"Uma preta serve? Não, traz-me antes uma loira."
O Trail Transfronteiriço de Barrancos foi novamente uma grande festa preparada pelo Ico Bossa com a ajuda do Mundo da Corrida, indiscutivelmente uma das minhas provas de eleição.
Sendo distante dos grandes centros o TTB tem menos corredores que as recentes enxurradas, atraindo destes centros apenas os apaixonados pelo trail, alguns locais curiosos e muitos espanhóis muitíssimo efusivos.

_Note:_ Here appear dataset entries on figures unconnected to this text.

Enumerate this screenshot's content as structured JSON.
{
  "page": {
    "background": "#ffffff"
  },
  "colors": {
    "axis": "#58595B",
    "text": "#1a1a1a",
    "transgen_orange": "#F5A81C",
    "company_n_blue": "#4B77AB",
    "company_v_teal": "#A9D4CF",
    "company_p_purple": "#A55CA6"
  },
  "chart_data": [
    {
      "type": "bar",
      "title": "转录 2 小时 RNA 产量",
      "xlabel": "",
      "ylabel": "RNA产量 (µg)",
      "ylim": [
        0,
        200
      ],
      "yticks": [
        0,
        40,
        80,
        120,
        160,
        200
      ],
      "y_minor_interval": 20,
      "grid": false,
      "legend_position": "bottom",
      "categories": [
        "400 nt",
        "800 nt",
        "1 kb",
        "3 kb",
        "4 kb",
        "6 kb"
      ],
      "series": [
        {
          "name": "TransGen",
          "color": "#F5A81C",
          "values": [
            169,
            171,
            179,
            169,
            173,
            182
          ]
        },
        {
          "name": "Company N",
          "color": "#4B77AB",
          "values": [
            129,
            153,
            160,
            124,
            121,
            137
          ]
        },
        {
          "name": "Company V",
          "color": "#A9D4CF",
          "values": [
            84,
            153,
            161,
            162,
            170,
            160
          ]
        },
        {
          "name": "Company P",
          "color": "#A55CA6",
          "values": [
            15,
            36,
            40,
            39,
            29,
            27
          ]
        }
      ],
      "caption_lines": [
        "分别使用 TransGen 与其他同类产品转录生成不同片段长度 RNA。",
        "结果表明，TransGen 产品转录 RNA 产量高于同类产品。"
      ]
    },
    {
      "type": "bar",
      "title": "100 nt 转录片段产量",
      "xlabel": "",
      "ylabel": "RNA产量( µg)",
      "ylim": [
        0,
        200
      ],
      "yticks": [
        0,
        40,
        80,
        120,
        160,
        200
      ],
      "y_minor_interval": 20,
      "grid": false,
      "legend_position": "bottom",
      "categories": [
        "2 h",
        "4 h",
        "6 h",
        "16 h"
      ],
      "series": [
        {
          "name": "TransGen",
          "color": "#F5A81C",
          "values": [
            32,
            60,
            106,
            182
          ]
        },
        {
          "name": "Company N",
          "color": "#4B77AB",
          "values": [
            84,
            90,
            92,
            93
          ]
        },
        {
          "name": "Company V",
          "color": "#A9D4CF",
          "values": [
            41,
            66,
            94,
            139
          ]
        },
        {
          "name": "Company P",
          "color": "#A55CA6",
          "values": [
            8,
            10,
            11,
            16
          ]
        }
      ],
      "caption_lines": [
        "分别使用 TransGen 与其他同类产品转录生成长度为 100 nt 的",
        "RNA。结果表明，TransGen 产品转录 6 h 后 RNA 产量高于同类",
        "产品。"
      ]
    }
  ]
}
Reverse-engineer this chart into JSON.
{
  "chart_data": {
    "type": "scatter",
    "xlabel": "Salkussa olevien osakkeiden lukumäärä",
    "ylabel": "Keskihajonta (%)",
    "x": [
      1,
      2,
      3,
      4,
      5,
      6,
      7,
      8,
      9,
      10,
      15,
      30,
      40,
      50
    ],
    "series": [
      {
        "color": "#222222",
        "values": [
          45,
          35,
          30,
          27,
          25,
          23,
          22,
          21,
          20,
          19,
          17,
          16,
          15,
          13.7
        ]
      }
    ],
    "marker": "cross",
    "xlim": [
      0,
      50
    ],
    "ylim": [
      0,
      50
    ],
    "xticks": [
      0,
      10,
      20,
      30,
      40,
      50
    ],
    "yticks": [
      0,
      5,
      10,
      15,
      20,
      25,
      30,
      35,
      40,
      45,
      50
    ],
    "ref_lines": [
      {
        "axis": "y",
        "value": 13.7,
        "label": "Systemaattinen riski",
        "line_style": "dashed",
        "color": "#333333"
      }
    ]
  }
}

Creio que foram cerca de 170 os corredores a alinhar na distância maior (55km), sendo que destes, com cerca de 20% já teria trocado algumas palavras e cerca de metade já tinha visto noutras paragens, portanto, uma prova em família, a mais familiar até então.

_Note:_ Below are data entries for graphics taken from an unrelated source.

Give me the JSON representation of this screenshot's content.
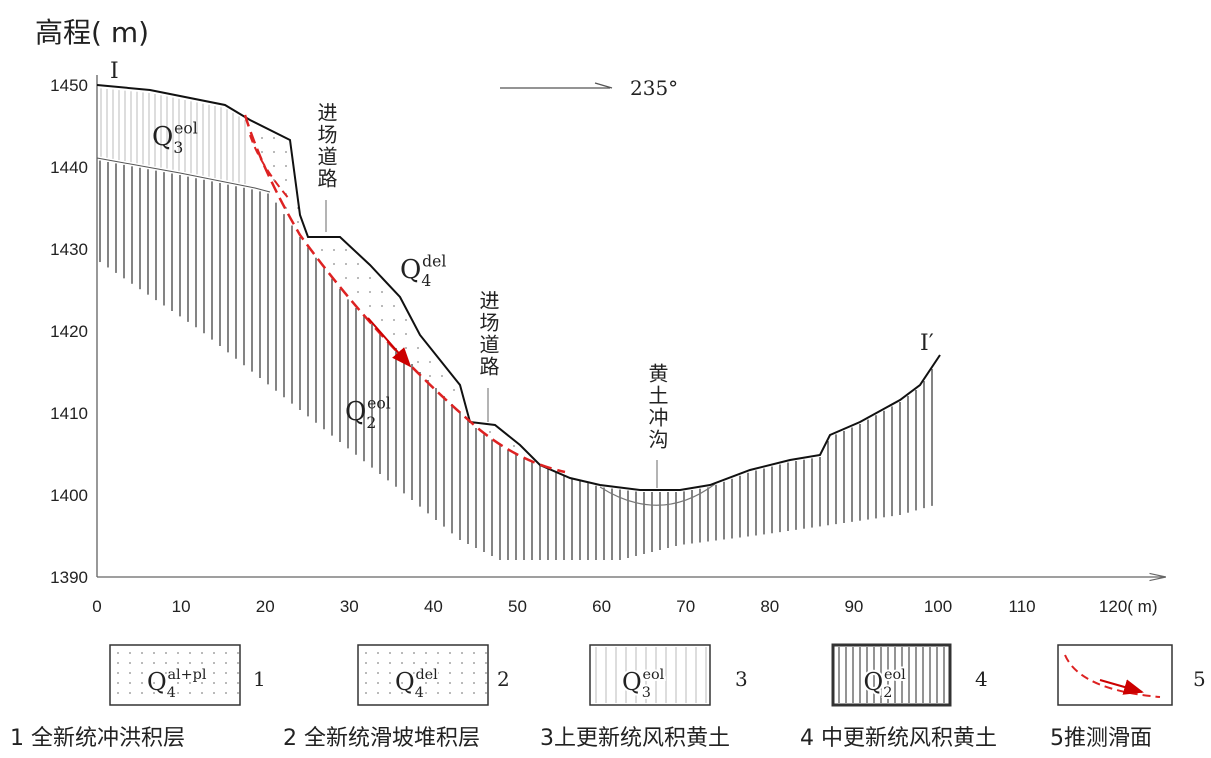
{
  "y_axis_title": "高程( m)",
  "yticks": [
    1450,
    1440,
    1430,
    1420,
    1410,
    1400,
    1390
  ],
  "xticks": [
    0,
    10,
    20,
    30,
    40,
    50,
    60,
    70,
    80,
    90,
    100,
    110,
    {
      "value": 120,
      "label": "120( m)"
    }
  ],
  "section_start": "I",
  "section_end": "I′",
  "direction": "235°",
  "annotations": [
    "进场道路",
    "进场道路",
    "黄土冲沟"
  ],
  "layer_labels": [
    {
      "base": "Q",
      "sub": "3",
      "sup": "eol"
    },
    {
      "base": "Q",
      "sub": "4",
      "sup": "del"
    },
    {
      "base": "Q",
      "sub": "2",
      "sup": "eol"
    }
  ],
  "legend": [
    {
      "symbol": {
        "base": "Q",
        "sub": "4",
        "sup": "al+pl"
      },
      "number": "1"
    },
    {
      "symbol": {
        "base": "Q",
        "sub": "4",
        "sup": "del"
      },
      "number": "2"
    },
    {
      "symbol": {
        "base": "Q",
        "sub": "3",
        "sup": "eol"
      },
      "number": "3"
    },
    {
      "symbol": {
        "base": "Q",
        "sub": "2",
        "sup": "eol"
      },
      "number": "4"
    },
    {
      "number": "5"
    }
  ],
  "caption": [
    "1 全新统冲洪积层",
    "2 全新统滑坡堆积层",
    "3上更新统风积黄土",
    "4 中更新统风积黄土",
    "5推测滑面"
  ]
}
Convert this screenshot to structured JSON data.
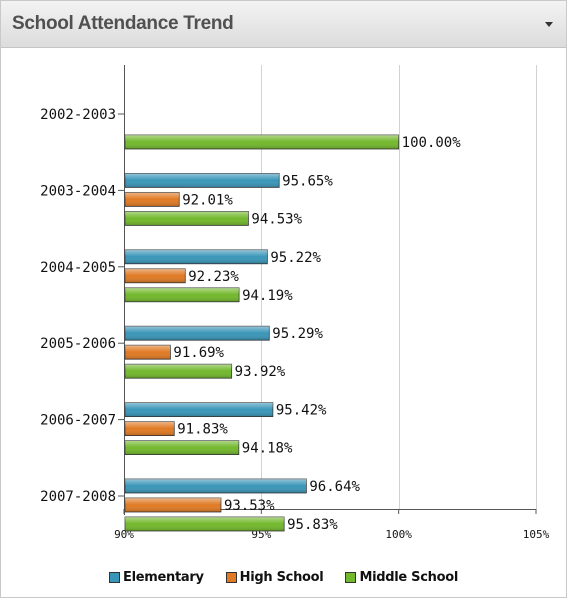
{
  "widget": {
    "title": "School Attendance Trend",
    "menu_icon": "chevron-down-icon"
  },
  "chart_data": {
    "type": "bar",
    "orientation": "horizontal",
    "title": "",
    "xlabel": "",
    "ylabel": "",
    "xlim": [
      90,
      105
    ],
    "x_ticks": [
      90,
      95,
      100,
      105
    ],
    "x_tick_labels": [
      "90%",
      "95%",
      "100%",
      "105%"
    ],
    "grid": true,
    "legend_position": "bottom",
    "categories": [
      "2002-2003",
      "2003-2004",
      "2004-2005",
      "2005-2006",
      "2006-2007",
      "2007-2008"
    ],
    "series": [
      {
        "name": "Elementary",
        "color": "#3a96b8",
        "values": [
          null,
          95.65,
          95.22,
          95.29,
          95.42,
          96.64
        ],
        "labels": [
          "",
          "95.65%",
          "95.22%",
          "95.29%",
          "95.42%",
          "96.64%"
        ]
      },
      {
        "name": "High School",
        "color": "#e07a24",
        "values": [
          null,
          92.01,
          92.23,
          91.69,
          91.83,
          93.53
        ],
        "labels": [
          "",
          "92.01%",
          "92.23%",
          "91.69%",
          "91.83%",
          "93.53%"
        ]
      },
      {
        "name": "Middle School",
        "color": "#72b82c",
        "values": [
          100.0,
          94.53,
          94.19,
          93.92,
          94.18,
          95.83
        ],
        "labels": [
          "100.00%",
          "94.53%",
          "94.19%",
          "93.92%",
          "94.18%",
          "95.83%"
        ]
      }
    ]
  }
}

Parti de Barrancos com vontade de desfrutar e gerir esforços com muito cuidado, já que não fazia ultra-trails desde Abril, tinha receio do tornozelo problemático, da recente tendinite, da falta de treino e demais restrições normais para quem leva a corrida "apenas" por divertimento.
Dando um sumário geral ao ambiente da corrida, devo dizer que foi a corrida de encontros de malta porreira, tantos que passei e que passaram por mim, todos, sem excepção, a trocarem algumas palavras, a dar ou receber conselhos, a rir de uma qualquer piada, a contar a história de como e porque estou aqui, a resmungar das picadas, dos gémeos ou dos capricórnios.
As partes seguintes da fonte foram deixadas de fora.